Vultr Picks HPE and NVIDIA for Enterprise AI Services
Alternative cloud provider Vultr has chosen HPE and NVIDIA to fuel its large-scale datacenters designed to support enterprise customers. The move highlights demand for the enterprise segment, while opening up potential possibilities for further Vultr/HPE arrangements.
“AI infrastructure remains significantly underbuilt globally, and enterprises increasingly require high-performance AI compute integrated seamlessly at the edge,” stated Vultr CEO J.J. Kardwell in a press release. “We are expanding our capabilities with a focus on supporting enterprise demand for decentralized, latency-sensitive workloads across Vultr’s extensive global network.”

Vultr CEO J.J. Kardwell. Source: HPE
Vultr’s deployments will include the NVIDIA GB300 NVL72 by HPE, a version of NVIDIA’s popular integrated rack system supported by HPE and packaged with HPE’s direct liquid cooling technology. Vultr will connect multiple rack systems with NVIDIA’s Spectrum-X Ethernet, which in turn is part of NVIDIA’s AI Computing by HPE series of options that include pairing HPE ProLiant Compute XD685 servers with NVIDIA GPUs.
HPE Gets a Visibility Boost
The news boosts HPE’s visibility as a solution provider for alternative cloud providers serving enterprise customers, an area in which Vultr is leading. It also hints at other announcements made at HPE’s Discover 2026 customer conference in Las Vegas this week—announcements that could put HPE at odds with NVIDIA.
At the show, HPE revealed a slew of networking capabilities that leverage its $14-billion purchase of Juniper Networks last summer. And in the process, it turned up a bit of a surprise.
Specifically, HPE has gotten into scale-up networking for AI, a kind of side hustle to its push into automated agentic AI and inference networking. The scale-up effort provides an Ethernet-based alternative to NVIDIA’s NVLink architecture, one based on Juniper technologies, though it may be a while before HPE’s solutions hit the mainstream.
Here’s the detail: Making good on earlier announcements, HPE has introduced the HPE Juniper Networking QFX5252 switch, a scale-up interconnect module for use with AMD’s Helios integrated rack for AI. It’s not clear whether the switch will be sold for non-Helios configurations, and HPE didn’t immediately respond to a request for comment.
Still, the QFX5252 offers some intriguing possibilities: It supports data throughput rates to 260 terabytes/second; it is based on UALink over Ethernet (UALoE), an emerging but incomplete working spec of the UALink Consortium, in which HPE has been active from the start; and it’s managed by the HPE Networking Data Center Director, which includes the Apstra intent-based networking capabilities.
Separately, Juniper Networks’ routing technology has also been deployed in an integrated AI rack called the Napier TDN72 introduced this week by Tensordyne AI. That startup claims to outperform NVIDIA across a range of criteria thanks to its uniquely designed Napier chips.

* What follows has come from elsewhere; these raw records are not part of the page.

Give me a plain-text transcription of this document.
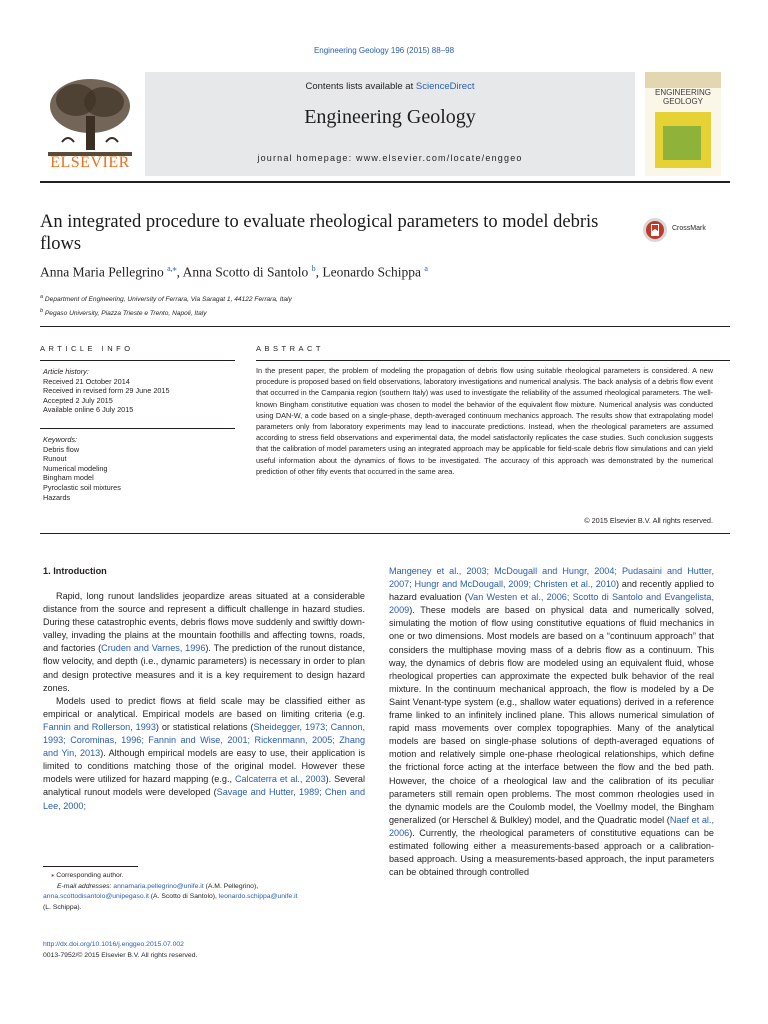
Engineering Geology 196 (2015) 88–98
ELSEVIER
Contents lists available at ScienceDirect
Engineering Geology
journal homepage: www.elsevier.com/locate/enggeo
ENGINEERING
GEOLOGY
An integrated procedure to evaluate rheological parameters to model debris flows
CrossMark
Anna Maria Pellegrino $^{a,⁎}$, Anna Scotto di Santolo $^b$, Leonardo Schippa $^a$
$^a$ Department of Engineering, University of Ferrara, Via Saragat 1, 44122 Ferrara, Italy
$^b$ Pegaso University, Piazza Trieste e Trento, Napoli, Italy
ARTICLE INFO	ABSTRACT
Article history:
Received 21 October 2014
Received in revised form 29 June 2015
Accepted 2 July 2015
Available online 6 July 2015
Keywords:
Debris flow
Runout
Numerical modeling
Bingham model
Pyroclastic soil mixtures
Hazards
In the present paper, the problem of modeling the propagation of debris flow using suitable rheological parameters is considered. A new procedure is proposed based on field observations, laboratory investigations and numerical analysis. The back analysis of a debris flow event that occurred in the Campania region (southern Italy) was used to investigate the reliability of the assumed rheological parameters. The well-known Bingham constitutive equation was chosen to model the behavior of the equivalent flow mixture. Numerical analysis was conducted using DAN-W, a code based on a single-phase, depth-averaged continuum mechanics approach. The results show that extrapolating model parameters only from laboratory experiments may lead to inaccurate predictions. Instead, when the rheological parameters are assumed according to stress field observations and experimental data, the model satisfactorily replicates the case studies. Such conclusion suggests that the calibration of model parameters using an integrated approach may be applicable for field-scale debris flow simulations and can yield useful information about the dynamics of flows to be investigated. The accuracy of this approach was demonstrated by the numerical prediction of other fifty events that occurred in the same area.
© 2015 Elsevier B.V. All rights reserved.
1. Introduction

Rapid, long runout landslides jeopardize areas situated at a considerable distance from the source and represent a difficult challenge in hazard studies. During these catastrophic events, debris flows move suddenly and swiftly down-valley, invading the plains at the mountain foothills and affecting towns, roads, and factories (Cruden and Varnes, 1996). The prediction of the runout distance, flow velocity, and depth (i.e., dynamic parameters) is necessary in order to plan and design protective measures and it is a key requirement to design hazard zones.

Models used to predict flows at field scale may be classified either as empirical or analytical. Empirical models are based on limiting criteria (e.g. Fannin and Rollerson, 1993) or statistical relations (Sheidegger, 1973; Cannon, 1993; Corominas, 1996; Fannin and Wise, 2001; Rickenmann, 2005; Zhang and Yin, 2013). Although empirical models are easy to use, their application is limited to conditions matching those of the original model. However these models were utilized for hazard mapping (e.g., Calcaterra et al., 2003). Several analytical runout models were developed (Savage and Hutter, 1989; Chen and Lee, 2000;

Mangeney et al., 2003; McDougall and Hungr, 2004; Pudasaini and Hutter, 2007; Hungr and McDougall, 2009; Christen et al., 2010) and recently applied to hazard evaluation (Van Westen et al., 2006; Scotto di Santolo and Evangelista, 2009). These models are based on physical data and numerically solved, simulating the motion of flow using constitutive equations of fluid mechanics in one or two dimensions. Most models are based on a “continuum approach” that considers the multiphase moving mass of a debris flow as a continuum. This way, the dynamics of debris flow are modeled using an equivalent fluid, whose rheological properties can approximate the expected bulk behavior of the real mixture. In the continuum mechanical approach, the flow is modeled by a De Saint Venant-type system (e.g., shallow water equations) derived in a reference frame linked to an infinitely inclined plane. This allows numerical simulation of rapid mass movements over complex topographies. Many of the analytical models are based on single-phase solutions of depth-averaged equations of motion and relatively simple one-phase rheological relationships, which define the frictional force acting at the interface between the flow and the bed path. However, the choice of a rheological law and the calibration of its peculiar parameters still remain open problems. The most common rheologies used in the dynamic models are the Coulomb model, the Voellmy model, the Bingham generalized (or Herschel & Bulkley) model, and the Quadratic model (Naef et al., 2006). Currently, the rheological parameters of constitutive equations can be estimated following either a measurements-based approach or a calibration-based approach. Using a measurements-based approach, the input parameters can be obtained through controlled

⁎ Corresponding author.
E-mail addresses: annamaria.pellegrino@unife.it (A.M. Pellegrino),
anna.scottodisantolo@unipegaso.it (A. Scotto di Santolo), leonardo.schippa@unife.it
(L. Schippa).
http://dx.doi.org/10.1016/j.enggeo.2015.07.002
0013-7952/© 2015 Elsevier B.V. All rights reserved.
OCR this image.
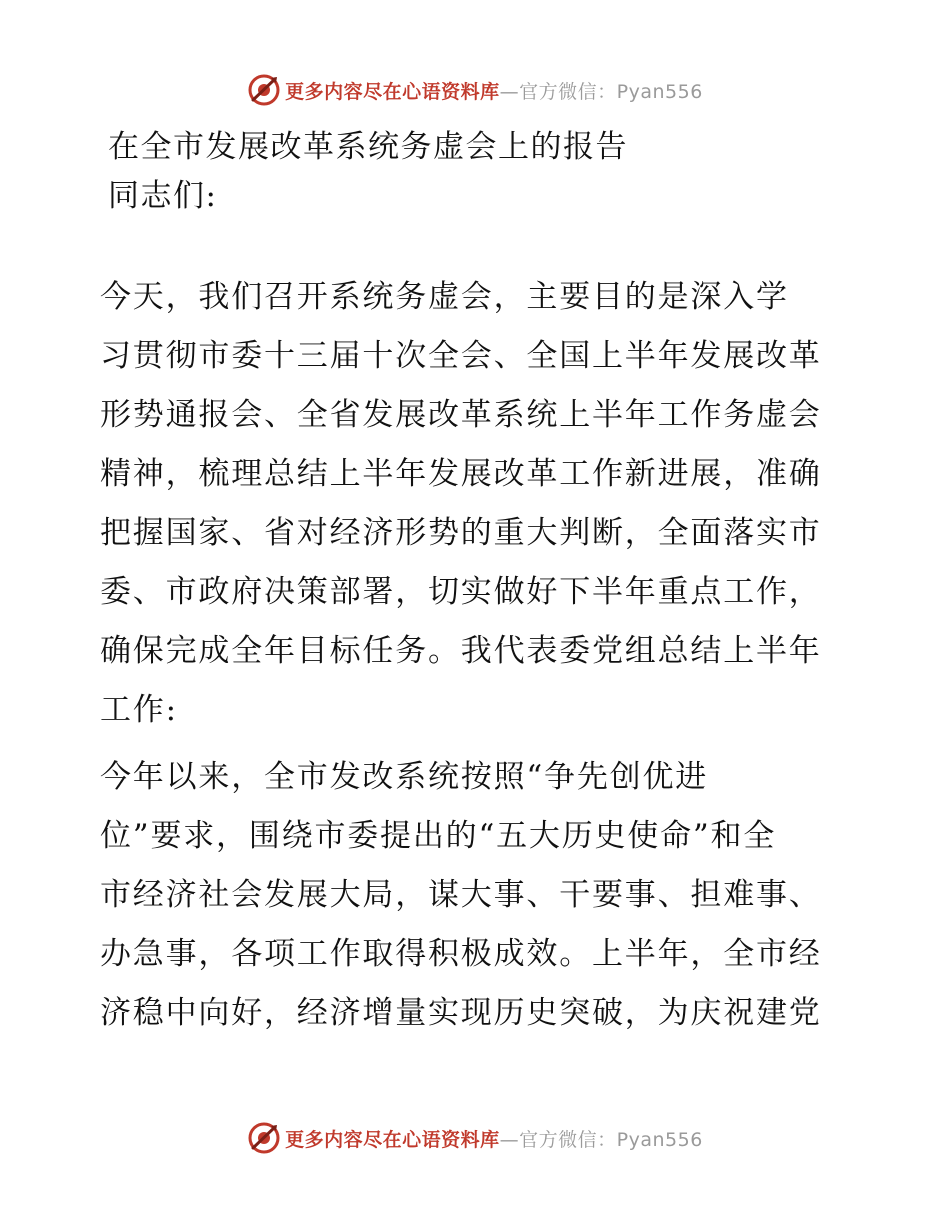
更多内容尽在心语资料库—官方微信：Pyan556
在全市发展改革系统务虚会上的报告
同志们:
今天，我们召开系统务虚会，主要目的是深入学
习贯彻市委十三届十次全会、全国上半年发展改革
形势通报会、全省发展改革系统上半年工作务虚会
精神，梳理总结上半年发展改革工作新进展，准确
把握国家、省对经济形势的重大判断，全面落实市
委、市政府决策部署，切实做好下半年重点工作，
确保完成全年目标任务。我代表委党组总结上半年
工作:
今年以来，全市发改系统按照“争先创优进
位”要求，围绕市委提出的“五大历史使命”和全
市经济社会发展大局，谋大事、干要事、担难事、
办急事，各项工作取得积极成效。上半年，全市经
济稳中向好，经济增量实现历史突破，为庆祝建党
更多内容尽在心语资料库—官方微信：Pyan556
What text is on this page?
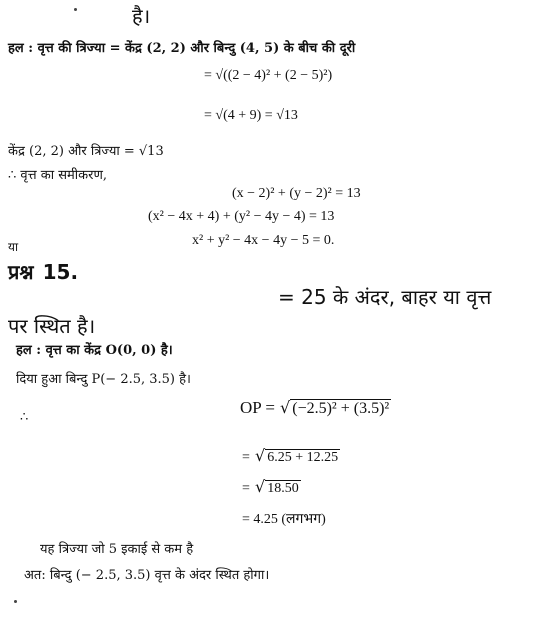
है।
हल : वृत्त की त्रिज्या = केंद्र (2, 2) और बिन्दु (4, 5) के बीच की दूरी
= √((2 − 4)² + (2 − 5)²)
= √(4 + 9) = √13
केंद्र (2, 2) और त्रिज्या = √13
∴ वृत्त का समीकरण,
(x − 2)² + (y − 2)² = 13
(x² − 4x + 4) + (y² − 4y − 4) = 13
या	x² + y² − 4x − 4y − 5 = 0.
प्रश्न 15.
= 25 के अंदर, बाहर या वृत्त
पर स्थित है।
हल : वृत्त का केंद्र O(0, 0) है।
दिया हुआ बिन्दु P(− 2.5, 3.5) है।
∴
OP = √ (−2.5)² + (3.5)²
= √ 6.25 + 12.25
= √ 18.50
= 4.25 (लगभग)
यह त्रिज्या जो 5 इकाई से कम है
अत: बिन्दु (− 2.5, 3.5) वृत्त के अंदर स्थित होगा।
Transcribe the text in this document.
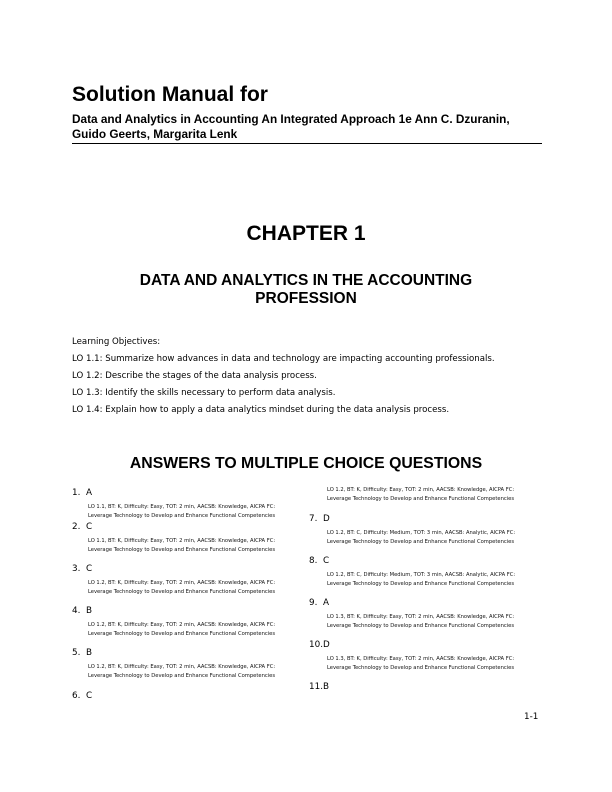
Solution Manual for
Data and Analytics in Accounting An Integrated Approach 1e Ann C. Dzuranin, Guido Geerts, Margarita Lenk
CHAPTER 1
DATA AND ANALYTICS IN THE ACCOUNTING PROFESSION
Learning Objectives:
LO 1.1: Summarize how advances in data and technology are impacting accounting professionals.
LO 1.2: Describe the stages of the data analysis process.
LO 1.3: Identify the skills necessary to perform data analysis.
LO 1.4: Explain how to apply a data analytics mindset during the data analysis process.
ANSWERS TO MULTIPLE CHOICE QUESTIONS
1. A
LO 1.1, BT: K, Difficulty: Easy, TOT: 2 min, AACSB: Knowledge, AICPA FC:
Leverage Technology to Develop and Enhance Functional Competencies
2. C
LO 1.1, BT: K, Difficulty: Easy, TOT: 2 min, AACSB: Knowledge, AICPA FC:
Leverage Technology to Develop and Enhance Functional Competencies
3. C
LO 1.2, BT: K, Difficulty: Easy, TOT: 2 min, AACSB: Knowledge, AICPA FC:
Leverage Technology to Develop and Enhance Functional Competencies
4. B
LO 1.2, BT: K, Difficulty: Easy, TOT: 2 min, AACSB: Knowledge, AICPA FC:
Leverage Technology to Develop and Enhance Functional Competencies
5. B
LO 1.2, BT: K, Difficulty: Easy, TOT: 2 min, AACSB: Knowledge, AICPA FC:
Leverage Technology to Develop and Enhance Functional Competencies
6. C
LO 1.2, BT: K, Difficulty: Easy, TOT: 2 min, AACSB: Knowledge, AICPA FC:
Leverage Technology to Develop and Enhance Functional Competencies
7. D
LO 1.2, BT: C, Difficulty: Medium, TOT: 3 min, AACSB: Analytic, AICPA FC:
Leverage Technology to Develop and Enhance Functional Competencies
8. C
LO 1.2, BT: C, Difficulty: Medium, TOT: 3 min, AACSB: Analytic, AICPA FC:
Leverage Technology to Develop and Enhance Functional Competencies
9. A
LO 1.3, BT: K, Difficulty: Easy, TOT: 2 min, AACSB: Knowledge, AICPA FC:
Leverage Technology to Develop and Enhance Functional Competencies
10.D
LO 1.3, BT: K, Difficulty: Easy, TOT: 2 min, AACSB: Knowledge, AICPA FC:
Leverage Technology to Develop and Enhance Functional Competencies
11.B
1-1
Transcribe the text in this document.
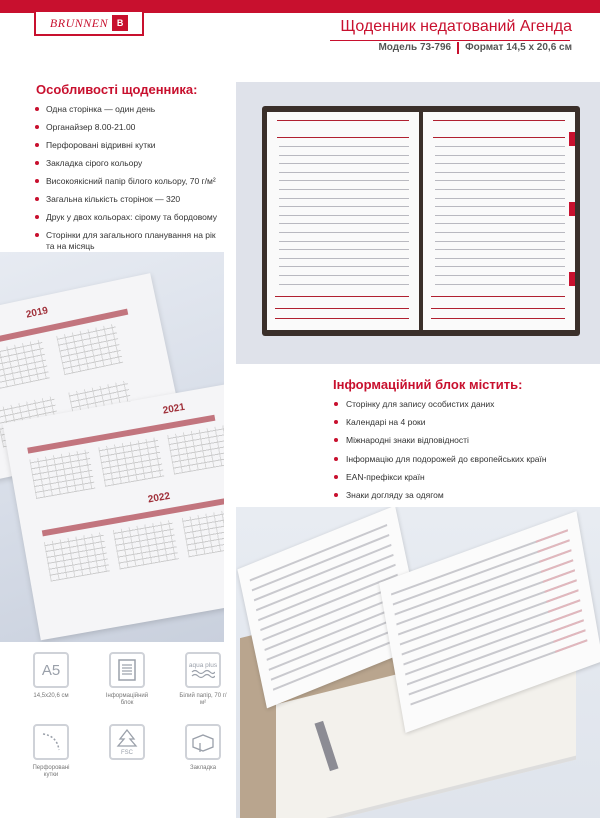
BRUNNEN B	Щоденник недатований Агенда
Модель 73-796 Формат 14,5 x 20,6 см
Особливості щоденника:
Одна сторінка — один день
Органайзер 8.00-21.00
Перфоровані відривні кутки
Закладка сірого кольору
Високоякісний папір білого кольору, 70 г/м²
Загальна кількість сторінок — 320
Друк у двох кольорах: сірому та бордовому
Сторінки для загального планування на рік та на місяць
2019
2021
2022
Інформаційний блок містить:
Сторінку для запису особистих даних
Календарі на 4 роки
Міжнародні знаки відповідності
Інформацію для подорожей до європейських країн
EAN-префікси країн
Знаки догляду за одягом
A5
14,5x20,6 см	Інформаційний блок
aqua plus
Білий папір, 70 г/м²
Перфоровані кутки
FSC
Закладка
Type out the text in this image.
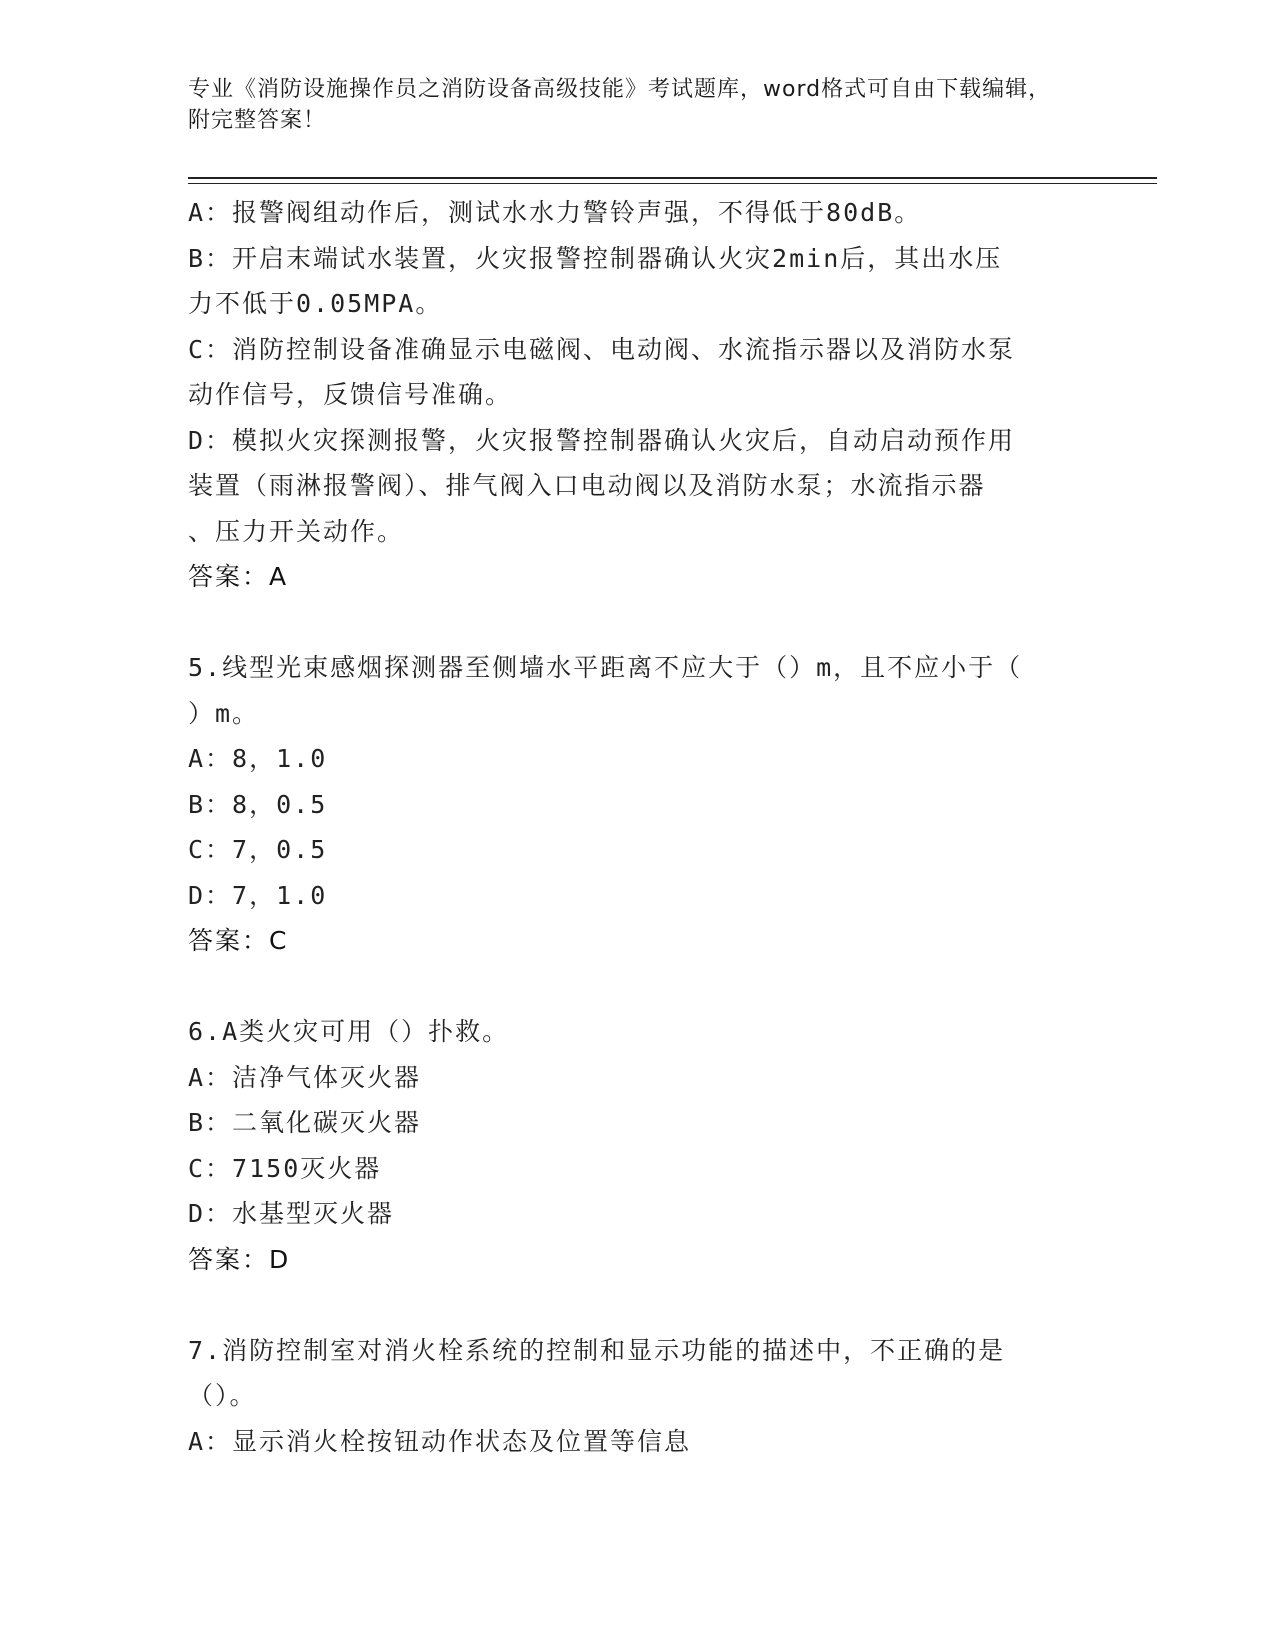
专业《消防设施操作员之消防设备高级技能》考试题库，word格式可自由下载编辑，附完整答案！
A：报警阀组动作后，测试水水力警铃声强，不得低于80dB。
B：开启末端试水装置，火灾报警控制器确认火灾2min后，其出水压
力不低于0.05MPA。
C：消防控制设备准确显示电磁阀、电动阀、水流指示器以及消防水泵
动作信号，反馈信号准确。
D：模拟火灾探测报警，火灾报警控制器确认火灾后，自动启动预作用
装置（雨淋报警阀）、排气阀入口电动阀以及消防水泵；水流指示器
、压力开关动作。
答案：A
5.线型光束感烟探测器至侧墙水平距离不应大于（）m，且不应小于（
）m。
A：8，1.0
B：8，0.5
C：7，0.5
D：7，1.0
答案：C
6.A类火灾可用（）扑救。
A：洁净气体灭火器
B：二氧化碳灭火器
C：7150灭火器
D：水基型灭火器
答案：D
7.消防控制室对消火栓系统的控制和显示功能的描述中，不正确的是
（）。
A：显示消火栓按钮动作状态及位置等信息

And the TDN72 incorporates Juniper’s PTX10008 router ASICs, adapted to fit Tensordyne's custom AI compute trays, as part of its backplane architecture.
A Foot in the Door
HPE’s other Juniper news this week includes the addition of a new QFX5140 Switch for inference clusters and edge AI; the integration of Juniper’s Mist AI AIOps technology with the HPE Networking CX switches; and the addition of Juniper's Marvis AI “self-driving network” capabilities to HPE Aruba Central.
The successful integration of Juniper Networks’ products into HPE switches for use in networking for AI (and AI for networking) can’t come a moment too soon. Demand for inference and agentic AI is growing fast among enterprises of the kind using Vultr’s services.
“The success of agentic AI in the enterprise depends on a modern networking foundation built for autonomous workflows, where network performance, reliability, and intelligence determine the effectiveness of the entire AI architecture,” said Rami Rahim, EVP, President and General Manager, Networking, HPE, in a press release. “HPE is delivering that foundation.”
HPE also has gotten a significant foot in the door with Vultr, which could eventually lead to deployment of HPE’s scale-up interconnection technologies, despite the potential for pushback from NVIDIA. After all, it’s clear that hyperscalers are adapting NVLink alongside their own scale-up interconnects. Why not large enterprises as well?
Futuriom Take: Vultr’s adoption of HPE-supported NVIDIA racks could lead to more interesting developments, as HPE expands its networking capabilities to scale-up within the rack.